Published on 11/14/08
Video
All eyes are on Gustavo Dudamel, the 27-year-old wunderkind conductor slated to replace Esa-Pekka Salonen as music director of the Los Angeles Philharmonic in the fall of 2009. The only word to describe his ascendancy is the shopworn cliché meteoric, but it does hold—having won the Gustav Mahler Conducting Competition in 2004, Dudamel has become a player on the world’s musical stage in practically no time at all.
Following Dudamel’s first two Deutsche Grammophon releases—solid but unadventurous recordings of symphonies by Mahler and Beethoven—comes Fiesta, a record of Latin showpieces played by his own Simón Bolívar Youth Orchestra, an ensemble as good as any professional group, maybe even better than most. More than simply a themed release, Fiesta is an impressive array of widely varied work, carefully selected and lovingly performed.

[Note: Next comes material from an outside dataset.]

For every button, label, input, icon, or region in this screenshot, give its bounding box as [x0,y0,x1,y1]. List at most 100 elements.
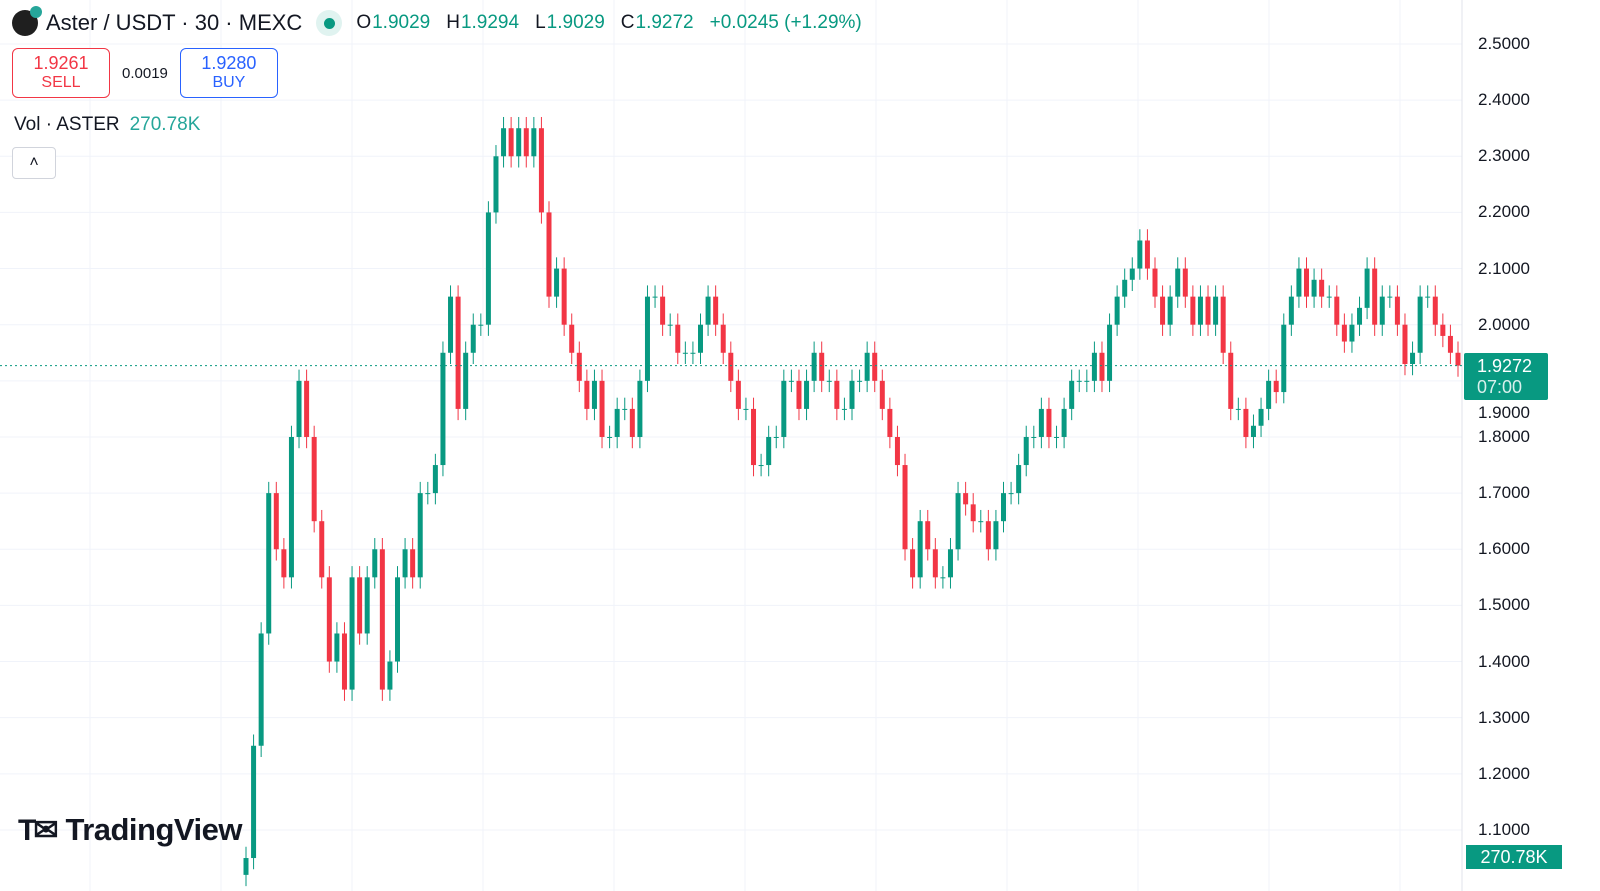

Surveying a small portion of the Latin-music landscape, Dudamel mixes obvious choices like Ginastera and Revueltas with less familiar figures, such as Evencio Castellanos and Arturo Márquez. His riotous reading of the “Mambo” from Bernstein’s West Side Story has all the rough-hewn tumble one might expect from young Latin players. But it is in quieter moments, like Aldemaro Romero’s Fuga con Pajarillo, that this conductor and group are at their most vivid, nuanced and deeply musical. What might be a novelty in other hands here feels like an offering by a major artist at the onset of a long career.